Sure. Peter, would you be nice enough to share the LUT, QSPI configuration and IVT?
Just to make sure it is not a miss-aligned read, please send the linker command file too.
Best Regards,
Alejandro
peterwoolley can you provide the information requested to continue with the follow up?
qspi_quadspi.o is not in out build ... as I said we don't use the QSPI driver, we are just running an XIP image.
No code that we call can be directly responsible for this effect, so that leaves some issue with memory accesses.
Could a mis-aligned read cause some kind of disruption in the flash reads via QSPI?
Hi,
Are you booting from QSPI XIP?
Is your application developed in MQX?
Best Regards,
Alejandro
I ask this because in one version of MQX I faced an expected behavior when booting from QSPI and trying to use the qspi driver of MQX.
I had to modify the line 898 found in the file qspi_quadspi.c file of the BSP to this:
quadspi_reg_ptr->BUF3CR = (quadspi_reg_ptr->BUF3CR & ~QuadSPI_BUF3CR_ADATSZ_MASK) | QuadSPI_BUF3CR_ADATSZ(128); /* AHB prefetch size: 128*8byte */
Best Regards,
Alejandro
It is M4 XIP running an MQX based application.

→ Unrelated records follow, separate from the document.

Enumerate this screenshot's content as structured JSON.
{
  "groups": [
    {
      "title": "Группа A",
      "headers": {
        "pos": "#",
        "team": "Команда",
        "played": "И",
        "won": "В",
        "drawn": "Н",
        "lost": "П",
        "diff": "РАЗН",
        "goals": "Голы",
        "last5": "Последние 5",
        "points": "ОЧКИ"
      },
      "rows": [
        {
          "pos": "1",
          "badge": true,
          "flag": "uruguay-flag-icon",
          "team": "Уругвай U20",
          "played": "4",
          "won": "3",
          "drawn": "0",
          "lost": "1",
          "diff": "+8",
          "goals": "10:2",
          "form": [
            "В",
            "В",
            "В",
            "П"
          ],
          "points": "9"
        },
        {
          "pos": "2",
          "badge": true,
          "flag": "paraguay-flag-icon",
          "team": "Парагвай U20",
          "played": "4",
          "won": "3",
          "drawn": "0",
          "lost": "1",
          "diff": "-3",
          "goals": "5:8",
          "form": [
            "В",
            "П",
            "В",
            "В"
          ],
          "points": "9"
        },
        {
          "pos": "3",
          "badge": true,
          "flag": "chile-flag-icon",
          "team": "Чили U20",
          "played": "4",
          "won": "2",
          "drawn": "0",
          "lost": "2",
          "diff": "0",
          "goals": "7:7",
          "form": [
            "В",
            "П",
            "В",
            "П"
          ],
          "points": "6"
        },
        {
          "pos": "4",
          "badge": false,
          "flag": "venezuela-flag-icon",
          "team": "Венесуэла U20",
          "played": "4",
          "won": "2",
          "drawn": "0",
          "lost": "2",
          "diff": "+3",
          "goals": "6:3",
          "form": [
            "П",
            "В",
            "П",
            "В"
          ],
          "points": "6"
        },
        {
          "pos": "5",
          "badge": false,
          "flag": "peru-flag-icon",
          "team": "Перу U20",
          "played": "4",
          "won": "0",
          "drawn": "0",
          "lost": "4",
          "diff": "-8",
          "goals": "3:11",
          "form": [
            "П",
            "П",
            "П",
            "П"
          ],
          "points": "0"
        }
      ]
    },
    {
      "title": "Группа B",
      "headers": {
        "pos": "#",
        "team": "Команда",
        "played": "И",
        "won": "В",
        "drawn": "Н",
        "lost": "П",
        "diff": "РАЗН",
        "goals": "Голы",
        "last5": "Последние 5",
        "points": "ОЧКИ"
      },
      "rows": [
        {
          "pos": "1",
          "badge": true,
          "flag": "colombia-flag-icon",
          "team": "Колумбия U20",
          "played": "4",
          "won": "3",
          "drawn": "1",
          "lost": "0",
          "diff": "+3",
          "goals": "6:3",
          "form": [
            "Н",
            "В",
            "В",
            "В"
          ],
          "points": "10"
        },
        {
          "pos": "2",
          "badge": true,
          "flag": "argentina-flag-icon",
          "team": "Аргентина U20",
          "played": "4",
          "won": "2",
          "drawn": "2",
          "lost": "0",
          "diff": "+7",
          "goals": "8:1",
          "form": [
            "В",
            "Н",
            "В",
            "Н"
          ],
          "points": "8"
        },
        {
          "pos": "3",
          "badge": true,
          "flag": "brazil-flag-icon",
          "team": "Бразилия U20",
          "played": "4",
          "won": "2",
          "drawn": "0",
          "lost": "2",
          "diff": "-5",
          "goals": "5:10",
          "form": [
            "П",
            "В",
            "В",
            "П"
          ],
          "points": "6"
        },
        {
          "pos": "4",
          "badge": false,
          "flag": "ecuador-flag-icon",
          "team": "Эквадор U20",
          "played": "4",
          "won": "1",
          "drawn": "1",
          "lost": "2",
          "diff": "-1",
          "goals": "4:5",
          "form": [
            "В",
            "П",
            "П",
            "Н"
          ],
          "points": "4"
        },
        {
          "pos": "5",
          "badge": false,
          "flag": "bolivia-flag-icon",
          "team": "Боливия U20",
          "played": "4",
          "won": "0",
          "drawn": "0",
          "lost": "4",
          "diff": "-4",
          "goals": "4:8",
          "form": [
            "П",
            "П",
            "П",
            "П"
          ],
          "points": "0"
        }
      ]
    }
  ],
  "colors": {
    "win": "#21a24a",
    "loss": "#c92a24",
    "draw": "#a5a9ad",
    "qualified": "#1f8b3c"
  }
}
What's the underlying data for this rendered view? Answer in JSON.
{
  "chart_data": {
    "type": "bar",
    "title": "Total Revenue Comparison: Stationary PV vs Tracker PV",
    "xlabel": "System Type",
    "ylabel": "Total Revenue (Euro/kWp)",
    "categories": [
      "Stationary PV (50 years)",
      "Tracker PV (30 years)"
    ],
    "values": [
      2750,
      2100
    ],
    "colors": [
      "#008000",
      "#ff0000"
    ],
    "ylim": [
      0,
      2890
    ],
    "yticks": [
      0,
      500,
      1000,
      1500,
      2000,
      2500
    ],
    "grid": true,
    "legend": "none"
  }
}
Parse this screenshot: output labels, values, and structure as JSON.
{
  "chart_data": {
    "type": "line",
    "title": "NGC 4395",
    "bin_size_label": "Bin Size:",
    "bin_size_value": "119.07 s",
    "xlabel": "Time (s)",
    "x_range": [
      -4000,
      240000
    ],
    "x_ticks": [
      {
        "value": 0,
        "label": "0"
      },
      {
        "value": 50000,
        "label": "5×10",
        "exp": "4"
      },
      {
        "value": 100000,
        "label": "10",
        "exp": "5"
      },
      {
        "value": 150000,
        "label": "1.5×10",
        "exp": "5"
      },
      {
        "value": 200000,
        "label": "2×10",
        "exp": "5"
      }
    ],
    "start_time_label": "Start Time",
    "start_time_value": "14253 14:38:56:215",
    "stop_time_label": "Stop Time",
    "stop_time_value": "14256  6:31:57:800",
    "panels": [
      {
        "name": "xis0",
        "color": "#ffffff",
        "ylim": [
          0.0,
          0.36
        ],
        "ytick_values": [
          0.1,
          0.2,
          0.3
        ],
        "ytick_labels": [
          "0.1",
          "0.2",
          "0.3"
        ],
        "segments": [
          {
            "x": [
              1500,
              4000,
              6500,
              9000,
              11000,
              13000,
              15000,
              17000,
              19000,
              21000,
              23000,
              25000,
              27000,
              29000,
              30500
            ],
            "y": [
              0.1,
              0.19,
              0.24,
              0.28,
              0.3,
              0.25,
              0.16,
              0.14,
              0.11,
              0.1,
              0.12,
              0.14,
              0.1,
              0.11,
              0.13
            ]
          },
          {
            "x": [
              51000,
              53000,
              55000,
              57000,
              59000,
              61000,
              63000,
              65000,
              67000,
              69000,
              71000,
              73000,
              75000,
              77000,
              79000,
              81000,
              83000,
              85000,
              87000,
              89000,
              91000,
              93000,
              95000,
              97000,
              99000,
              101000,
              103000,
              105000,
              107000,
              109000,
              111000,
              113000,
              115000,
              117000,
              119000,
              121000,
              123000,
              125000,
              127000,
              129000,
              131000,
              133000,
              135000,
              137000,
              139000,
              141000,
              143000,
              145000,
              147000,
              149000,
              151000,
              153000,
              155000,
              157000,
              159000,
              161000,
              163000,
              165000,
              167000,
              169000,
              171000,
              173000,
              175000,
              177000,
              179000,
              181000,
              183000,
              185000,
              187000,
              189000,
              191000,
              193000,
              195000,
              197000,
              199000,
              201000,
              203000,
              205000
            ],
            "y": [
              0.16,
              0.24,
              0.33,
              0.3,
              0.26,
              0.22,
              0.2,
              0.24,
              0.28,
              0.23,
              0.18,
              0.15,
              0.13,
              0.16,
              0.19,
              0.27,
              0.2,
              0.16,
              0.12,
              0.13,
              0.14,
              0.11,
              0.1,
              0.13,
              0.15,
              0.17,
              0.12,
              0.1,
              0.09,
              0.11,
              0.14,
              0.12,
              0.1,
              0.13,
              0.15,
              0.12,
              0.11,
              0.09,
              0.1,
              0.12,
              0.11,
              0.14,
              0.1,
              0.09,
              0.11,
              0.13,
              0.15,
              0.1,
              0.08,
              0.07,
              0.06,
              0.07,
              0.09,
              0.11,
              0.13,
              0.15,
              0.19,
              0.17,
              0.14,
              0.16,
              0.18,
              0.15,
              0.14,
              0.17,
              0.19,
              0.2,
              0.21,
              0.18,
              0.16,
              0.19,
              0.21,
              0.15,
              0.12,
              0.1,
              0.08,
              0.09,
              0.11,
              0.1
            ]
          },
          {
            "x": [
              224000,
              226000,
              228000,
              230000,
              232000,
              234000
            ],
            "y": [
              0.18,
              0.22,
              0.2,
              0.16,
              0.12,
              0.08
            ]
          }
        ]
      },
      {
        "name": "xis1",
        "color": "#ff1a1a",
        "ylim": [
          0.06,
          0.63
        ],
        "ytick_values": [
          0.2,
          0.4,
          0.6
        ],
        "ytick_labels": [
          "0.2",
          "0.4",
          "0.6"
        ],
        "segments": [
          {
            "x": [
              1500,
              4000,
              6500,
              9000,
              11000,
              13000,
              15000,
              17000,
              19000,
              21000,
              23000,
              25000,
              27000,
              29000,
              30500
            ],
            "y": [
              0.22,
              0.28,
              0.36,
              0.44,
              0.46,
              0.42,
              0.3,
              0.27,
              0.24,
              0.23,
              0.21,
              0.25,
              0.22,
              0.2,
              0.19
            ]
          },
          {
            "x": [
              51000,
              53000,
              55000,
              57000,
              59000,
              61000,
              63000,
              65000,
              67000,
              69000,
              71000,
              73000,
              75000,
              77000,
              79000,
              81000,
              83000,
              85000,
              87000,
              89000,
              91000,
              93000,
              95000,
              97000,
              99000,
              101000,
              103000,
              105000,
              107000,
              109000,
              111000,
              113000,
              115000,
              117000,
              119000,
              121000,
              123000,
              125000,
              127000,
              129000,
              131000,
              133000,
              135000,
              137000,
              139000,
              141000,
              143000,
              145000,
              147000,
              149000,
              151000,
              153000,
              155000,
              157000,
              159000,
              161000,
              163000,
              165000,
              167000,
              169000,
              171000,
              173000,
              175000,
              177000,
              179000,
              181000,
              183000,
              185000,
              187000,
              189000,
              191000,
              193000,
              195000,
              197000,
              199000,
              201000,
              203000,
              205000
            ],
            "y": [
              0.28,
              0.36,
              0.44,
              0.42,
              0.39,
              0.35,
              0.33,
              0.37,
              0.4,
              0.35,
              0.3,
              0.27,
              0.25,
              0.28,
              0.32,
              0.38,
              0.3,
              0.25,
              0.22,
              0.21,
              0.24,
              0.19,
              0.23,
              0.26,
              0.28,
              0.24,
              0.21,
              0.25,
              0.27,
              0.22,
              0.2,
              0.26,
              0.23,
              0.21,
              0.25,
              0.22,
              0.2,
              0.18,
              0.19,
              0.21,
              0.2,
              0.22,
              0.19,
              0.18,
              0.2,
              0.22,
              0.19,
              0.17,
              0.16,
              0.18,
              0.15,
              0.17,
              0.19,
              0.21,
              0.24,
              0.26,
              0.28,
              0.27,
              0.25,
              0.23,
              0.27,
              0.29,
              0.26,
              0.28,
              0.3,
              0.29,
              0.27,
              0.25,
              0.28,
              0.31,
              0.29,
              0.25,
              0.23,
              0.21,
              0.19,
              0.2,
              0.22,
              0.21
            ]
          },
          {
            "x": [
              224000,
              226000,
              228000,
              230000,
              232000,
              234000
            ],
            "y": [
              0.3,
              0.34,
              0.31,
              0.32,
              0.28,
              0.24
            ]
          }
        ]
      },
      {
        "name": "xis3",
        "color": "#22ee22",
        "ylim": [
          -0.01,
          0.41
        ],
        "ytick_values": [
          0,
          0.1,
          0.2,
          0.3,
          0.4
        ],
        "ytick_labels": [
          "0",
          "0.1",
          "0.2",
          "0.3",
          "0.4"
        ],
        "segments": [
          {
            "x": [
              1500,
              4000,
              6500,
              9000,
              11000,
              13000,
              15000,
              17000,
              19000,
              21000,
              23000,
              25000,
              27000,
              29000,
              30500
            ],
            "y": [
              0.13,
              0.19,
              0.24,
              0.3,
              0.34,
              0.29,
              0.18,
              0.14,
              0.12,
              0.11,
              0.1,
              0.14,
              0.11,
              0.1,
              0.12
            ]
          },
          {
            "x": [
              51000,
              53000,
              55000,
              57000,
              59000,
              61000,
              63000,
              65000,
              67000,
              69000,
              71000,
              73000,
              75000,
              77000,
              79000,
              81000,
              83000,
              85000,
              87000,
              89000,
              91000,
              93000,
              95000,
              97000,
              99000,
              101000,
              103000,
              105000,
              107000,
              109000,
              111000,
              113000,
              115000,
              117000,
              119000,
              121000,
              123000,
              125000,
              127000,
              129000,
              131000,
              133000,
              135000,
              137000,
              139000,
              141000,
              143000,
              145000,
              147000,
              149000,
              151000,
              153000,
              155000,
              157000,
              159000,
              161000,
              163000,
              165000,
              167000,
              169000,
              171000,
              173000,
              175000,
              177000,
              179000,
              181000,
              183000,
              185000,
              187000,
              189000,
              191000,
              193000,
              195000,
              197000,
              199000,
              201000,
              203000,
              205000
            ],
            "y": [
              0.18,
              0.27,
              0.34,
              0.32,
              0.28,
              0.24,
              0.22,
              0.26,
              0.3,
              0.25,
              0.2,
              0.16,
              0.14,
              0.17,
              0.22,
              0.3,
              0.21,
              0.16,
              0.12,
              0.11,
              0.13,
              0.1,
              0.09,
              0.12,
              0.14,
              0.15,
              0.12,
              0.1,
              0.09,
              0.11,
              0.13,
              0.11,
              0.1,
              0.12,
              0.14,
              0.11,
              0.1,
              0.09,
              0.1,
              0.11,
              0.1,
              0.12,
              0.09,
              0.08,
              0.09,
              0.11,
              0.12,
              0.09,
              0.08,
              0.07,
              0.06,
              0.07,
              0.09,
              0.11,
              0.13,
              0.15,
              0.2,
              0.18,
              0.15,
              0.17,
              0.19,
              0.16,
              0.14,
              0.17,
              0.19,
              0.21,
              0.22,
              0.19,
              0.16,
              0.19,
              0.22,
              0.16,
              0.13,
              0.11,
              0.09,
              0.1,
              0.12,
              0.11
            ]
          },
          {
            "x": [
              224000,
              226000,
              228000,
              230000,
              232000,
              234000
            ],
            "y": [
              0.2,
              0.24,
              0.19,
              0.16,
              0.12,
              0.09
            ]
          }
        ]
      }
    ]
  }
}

We do NOT use the QSPI driver from MQX at all in our builds ... but I'll check to see if it's included in the kernel build.
The behaviour we see is as if a single bit-per-byte has been masked 'off' ... but this happens at some point AFTER the application has started running. Is that the symptom (or similar) you have seen?
The behavior I noticed was that data was not read correctly, not even by the debugger.
/Alejandro
alejandrolozano do you have an update?